I read Jandy Nelson’s I’ll Give You the Sun in a hurry. Not intentionally, but as a kind of physical reaction to good YA fiction, which can steal your breath and make your heart run marathons. There is something so desperately yearning in her characters, twins Noah and Jude, the way they need to be understood—superstitions, paint splatters, sexuality and all. Nelson describes the teenage years as their roughest and rawest.
Noah is an artist. He clicks with his mother but not his father, falls in love with a guy, wants to join a prestigious art school, and imagines his life in paintings, each scenario with a different title. Jude clicks with her father but not her mother, is a hypochondriac who believes in things like four leaf clovers and ghosts, doesn’t care about prestigious art schools, and makes art that doesn’t last very long. Of course, who they are flips throughout the story, both of them changing and drowning and clinging to a time when they were closer to each other. The book shifts between Jude at sixteen years old and Noah at thirteen, their stories interweaving while their future/ past actions are slowly revealed.
I’ll Give You the Sun reminds you of your relationships with the people around you. It reminds you of when you used to care about something irrelevant and pretty, like a dream you had that was overly ambitious, or a friend that you use to be extremely close to. It reminds you of a before and an after, how sometimes your life feels defined by specific actions and moments, like getting the job, moving cities, or leaving someone. Noah and Jude’s relationship forms the backbone of the story. Their defining moments with their parents, their friends, and teachers crumble and get rebuilt over and over. And it’s okay, because when there’s a before and after, afters always end up becoming something else’s before. Like Nelson writes, “Maybe we’re accumulating these new selves all the time. Hauling them in as we make choices, good and bad, as we screw up, step up, lose our minds, find our minds, fall apart, fall in love, as we grieve, grow, retreat from the world, dive into the world, as we make things, as we break things.”
Warning: tears will be shed. My mother gave me a weird look while I sobbed through the book at one in the morning. But it’s the most optimistic type of sadness, a sadness that makes you laugh and nudges you to think about colors and love. This book has received rave reviews. They’re already planning to turn the story into a film. I struggle to find something new to add, beyond my fifteen-year-old unadulterated enthusiasm. But I can say that Nelson’s writing is special. It breaks from the clichéd teenage angst romance, embracing the balance between naiveté and intelligence that many authors miss. Her words are strong and relentless, brimming with vulnerability and depth.
I think what I like most about Nelson’s writing is how seriously she values art. She places art in the story almost as an ever-present feeling. Nelson acknowledges how we are always creating artwork in our heads, imagining wild scenarios and presenting our emotions as self -portraits. She writes consciously of this, knowing how ambiguous and powerful emotions can be, because even joy and sadness can be entwined at times in our lives. The way that Jude and Noah make and destroy artwork is not just a metaphor for their real-life actions, but a way of surviving for them, even when everything feels lost.

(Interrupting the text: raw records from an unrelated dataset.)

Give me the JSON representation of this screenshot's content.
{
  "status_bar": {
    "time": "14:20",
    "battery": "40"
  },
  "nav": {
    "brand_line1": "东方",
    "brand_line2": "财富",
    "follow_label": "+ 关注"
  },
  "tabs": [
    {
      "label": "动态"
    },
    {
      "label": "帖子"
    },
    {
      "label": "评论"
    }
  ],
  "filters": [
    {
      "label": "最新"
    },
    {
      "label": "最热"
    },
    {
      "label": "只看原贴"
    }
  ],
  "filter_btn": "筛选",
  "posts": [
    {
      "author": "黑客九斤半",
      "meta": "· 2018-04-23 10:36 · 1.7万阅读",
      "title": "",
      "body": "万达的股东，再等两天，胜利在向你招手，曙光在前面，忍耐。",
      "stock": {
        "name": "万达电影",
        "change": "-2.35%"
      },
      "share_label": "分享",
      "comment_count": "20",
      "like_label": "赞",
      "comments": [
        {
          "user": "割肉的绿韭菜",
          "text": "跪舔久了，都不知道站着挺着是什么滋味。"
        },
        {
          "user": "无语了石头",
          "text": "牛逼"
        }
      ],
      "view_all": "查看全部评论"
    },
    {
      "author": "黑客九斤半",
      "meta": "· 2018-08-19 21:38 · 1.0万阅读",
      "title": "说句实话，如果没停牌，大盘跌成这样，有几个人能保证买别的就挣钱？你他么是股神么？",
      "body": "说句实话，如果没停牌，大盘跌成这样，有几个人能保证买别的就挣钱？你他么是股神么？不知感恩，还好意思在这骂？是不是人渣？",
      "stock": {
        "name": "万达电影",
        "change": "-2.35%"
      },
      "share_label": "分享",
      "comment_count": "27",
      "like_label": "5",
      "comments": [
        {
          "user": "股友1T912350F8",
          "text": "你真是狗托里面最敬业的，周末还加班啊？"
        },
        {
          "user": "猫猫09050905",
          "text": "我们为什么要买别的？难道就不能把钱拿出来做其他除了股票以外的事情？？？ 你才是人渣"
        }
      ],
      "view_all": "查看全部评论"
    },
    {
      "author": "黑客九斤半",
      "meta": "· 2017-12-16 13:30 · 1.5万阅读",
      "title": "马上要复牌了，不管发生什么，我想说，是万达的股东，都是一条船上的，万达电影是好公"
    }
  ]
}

Isn’t there something you want to say? Something you need to say? Because that’s what this is about. Nothing else. We wish with our hands, that’s what we do as Artists.
There’s something reckless about this book. Something that leaves you struck with awe. If you had everything, everything in the entire universe, how much would you give up for someone you love? Nelson reminds us to give them the sun. It feels pure and sweet and young to love so unironically and to give everything away, forgetting about consequences. Every after is also a before. Life is very cluttered, but people are made of people, and sometimes people are meant to be in the same story together.